Saturday, September 13, 2008

Two great tastes...




It seems like it has been raining everywhere in America recently (especially in Texas), and no exception here, which means it has been a great time to read comics!

If you remember from my previous post, Detective Comics #848 was delayed by Diamond to my local shop, so I had to wait a week. I am a huge fan of Batman, and Paul Dini has been doing great things in Detective since the One Year Later leap after the Crisis Whatever. (Too many crises for my taste) In my opinion, Paul Dini and Batman are a pairing that produces tastier results than peanut butter and jelly, steak and potatoes, or BBQ wings and Yuengling Lager. He has been going through a process of re-inventing many of Batman's villains, essentially blowing out the cobwebs and making for some exciting and twisted new stories.

This issue is supposedly a tie-in with the Batman R.I.P. storyline that I also have not been following. In the midst of a 5 part Hush story, the first two parts have not been all that interesting. The pieces were being set up, we learned a little more about Hush's past, but all that has been generally mundane. The very fact that it is a 5-parter, while for the past year Dini has been producing great stand alone and two-parters, makes me pine for a return to the previous formula.

That being said, this issue contains part 3 of Heartstrings, and Dini really puts the hammer down in some freaky ways. We find out that Hush is up to his old tricks, hiring old adversaries to distract Batman while Hush himself sets his various wheels in motion. In this instance, Scarecrow lures Bats to a cave where he has kidnapped a 10 year old boy. The boy, Colin, had been in therapy for paranoia and violent tendencies. Crane has viciously hooked the boy up to a system much like Bane uses, and gives him a shot of the Venom drug, turning Colin into a hulking monster. We get to see the more manipulative side of the Scarecrow that Dini has been cultivating up to this point, using an orphaned paranoid child as a weapon that Batman cannot fight back against.

Meanwhile, Hush has kidnapped Catwoman for his own nefarious plans, which are yet to be revealed. He leaves her mutilated in a very sci-fi monster movie way, but in a way that sends the message to Bruce that he will never be allowed to love as long as Hush is around.

Dini has twisted this arc around, and now I'm looking forward to where it will eventually end up.

Meanwhile, in Secret Invasion #6...

The proverbial poo is hitting the proverbial fan in the Marvel Universe. Thor makes his appearance in the main book, and is none too happy, (I'm sure we will learn more about this in Secret Invasion: Thor...) and the remnants of the Avengers have scraped themselves together just in time to face down a crap-load of Skrulls. Three great things from this issue and one question:

1) The protester-kids who are enamored with the Skrulls and their policy of change. (one of the kids is kind of set on fire by a Skrull, by the way)

2) The arrival of Thor and his asking of the new Captain America, "Who are you supposed to be?" To which Cap-Bucky replies, "Who do I look like?"
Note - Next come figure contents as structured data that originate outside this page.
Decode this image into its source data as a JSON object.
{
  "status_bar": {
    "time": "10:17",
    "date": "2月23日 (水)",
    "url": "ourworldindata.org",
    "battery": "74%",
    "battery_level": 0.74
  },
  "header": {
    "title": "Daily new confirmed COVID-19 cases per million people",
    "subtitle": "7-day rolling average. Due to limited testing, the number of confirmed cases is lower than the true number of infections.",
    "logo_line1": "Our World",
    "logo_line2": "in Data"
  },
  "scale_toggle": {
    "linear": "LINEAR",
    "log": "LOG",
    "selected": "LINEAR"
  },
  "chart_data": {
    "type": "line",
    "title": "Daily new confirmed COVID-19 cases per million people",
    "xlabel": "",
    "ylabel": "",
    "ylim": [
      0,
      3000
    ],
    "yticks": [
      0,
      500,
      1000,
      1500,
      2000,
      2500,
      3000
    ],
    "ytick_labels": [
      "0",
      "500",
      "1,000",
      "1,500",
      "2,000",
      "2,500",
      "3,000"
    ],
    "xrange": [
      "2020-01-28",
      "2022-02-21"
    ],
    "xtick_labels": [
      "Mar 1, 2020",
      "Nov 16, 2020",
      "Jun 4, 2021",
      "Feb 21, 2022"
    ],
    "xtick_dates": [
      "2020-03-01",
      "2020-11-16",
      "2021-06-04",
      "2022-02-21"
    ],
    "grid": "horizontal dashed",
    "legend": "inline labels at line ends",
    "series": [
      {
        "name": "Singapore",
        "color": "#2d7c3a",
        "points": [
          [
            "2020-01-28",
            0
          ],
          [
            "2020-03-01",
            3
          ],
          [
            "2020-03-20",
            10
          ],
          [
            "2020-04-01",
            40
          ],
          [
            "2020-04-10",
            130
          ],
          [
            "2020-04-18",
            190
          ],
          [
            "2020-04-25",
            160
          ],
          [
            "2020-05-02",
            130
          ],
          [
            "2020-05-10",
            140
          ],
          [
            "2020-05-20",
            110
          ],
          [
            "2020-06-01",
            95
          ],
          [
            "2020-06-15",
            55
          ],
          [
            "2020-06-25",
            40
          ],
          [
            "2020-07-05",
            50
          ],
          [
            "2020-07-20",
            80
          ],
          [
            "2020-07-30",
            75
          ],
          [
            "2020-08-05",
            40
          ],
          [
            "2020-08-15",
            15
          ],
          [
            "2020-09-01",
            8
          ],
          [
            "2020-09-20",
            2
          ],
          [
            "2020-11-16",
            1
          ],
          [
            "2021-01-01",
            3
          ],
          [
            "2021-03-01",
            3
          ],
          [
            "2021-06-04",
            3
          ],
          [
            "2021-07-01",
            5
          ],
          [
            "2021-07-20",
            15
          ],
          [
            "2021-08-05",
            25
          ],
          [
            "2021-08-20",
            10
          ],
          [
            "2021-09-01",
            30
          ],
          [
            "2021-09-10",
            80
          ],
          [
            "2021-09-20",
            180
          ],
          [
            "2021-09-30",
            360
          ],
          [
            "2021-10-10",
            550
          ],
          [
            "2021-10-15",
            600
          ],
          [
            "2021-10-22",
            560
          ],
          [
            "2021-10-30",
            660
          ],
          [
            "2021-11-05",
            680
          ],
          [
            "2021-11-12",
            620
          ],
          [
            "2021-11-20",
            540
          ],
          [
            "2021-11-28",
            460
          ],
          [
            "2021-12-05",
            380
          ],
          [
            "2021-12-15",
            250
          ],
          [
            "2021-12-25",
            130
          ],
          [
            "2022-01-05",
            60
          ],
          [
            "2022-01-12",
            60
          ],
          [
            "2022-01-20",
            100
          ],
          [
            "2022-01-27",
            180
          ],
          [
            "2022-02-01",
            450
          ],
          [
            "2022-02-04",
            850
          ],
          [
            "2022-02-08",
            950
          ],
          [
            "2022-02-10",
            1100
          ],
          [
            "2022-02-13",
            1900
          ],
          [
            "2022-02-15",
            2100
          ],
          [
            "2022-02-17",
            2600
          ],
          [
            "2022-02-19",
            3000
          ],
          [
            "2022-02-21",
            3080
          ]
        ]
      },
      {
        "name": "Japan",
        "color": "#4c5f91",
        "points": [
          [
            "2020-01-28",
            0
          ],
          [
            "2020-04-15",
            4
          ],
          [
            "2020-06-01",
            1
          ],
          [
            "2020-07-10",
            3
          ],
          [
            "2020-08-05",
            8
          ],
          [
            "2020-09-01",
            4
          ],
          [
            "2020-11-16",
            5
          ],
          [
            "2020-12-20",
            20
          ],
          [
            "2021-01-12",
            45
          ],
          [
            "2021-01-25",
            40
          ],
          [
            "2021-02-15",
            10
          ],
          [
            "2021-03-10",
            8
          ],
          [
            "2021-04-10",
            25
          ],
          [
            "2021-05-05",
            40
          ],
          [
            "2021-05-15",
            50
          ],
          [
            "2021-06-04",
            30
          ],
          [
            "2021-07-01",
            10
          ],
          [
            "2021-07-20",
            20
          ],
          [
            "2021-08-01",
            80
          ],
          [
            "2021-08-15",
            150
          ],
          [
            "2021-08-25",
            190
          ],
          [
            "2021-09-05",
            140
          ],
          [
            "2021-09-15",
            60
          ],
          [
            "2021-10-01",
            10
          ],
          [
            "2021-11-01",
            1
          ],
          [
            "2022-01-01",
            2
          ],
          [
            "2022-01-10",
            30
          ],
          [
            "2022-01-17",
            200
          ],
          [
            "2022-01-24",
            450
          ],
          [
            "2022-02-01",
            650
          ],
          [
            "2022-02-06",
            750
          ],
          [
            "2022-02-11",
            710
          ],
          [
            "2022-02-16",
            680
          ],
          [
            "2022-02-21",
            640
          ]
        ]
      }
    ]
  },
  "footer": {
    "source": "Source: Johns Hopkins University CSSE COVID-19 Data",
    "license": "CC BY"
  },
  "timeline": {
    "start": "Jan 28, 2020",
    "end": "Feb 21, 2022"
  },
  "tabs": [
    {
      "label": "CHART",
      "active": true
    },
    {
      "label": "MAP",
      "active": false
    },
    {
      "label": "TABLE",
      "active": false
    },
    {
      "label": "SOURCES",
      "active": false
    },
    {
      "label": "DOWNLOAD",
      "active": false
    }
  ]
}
3) The "ASSEMBLE!" splash page gives me chills a little.

?) GalactuSkrull. Really? I can't tell if that is totally awesome or...um...not. Feel free to weigh in on this. I got nothing.

2 comments:

lomein said...

I haven't read SI #6, but does Galactaskrull infer a skrull galactus?

I guess that /kinda/ ties in with Annihilation?

Bill said...

I'll have to read up on Annihilation. All I want is an explanation. It just seems a little over the top, though after SI:Thor #2 I guess anything is possible.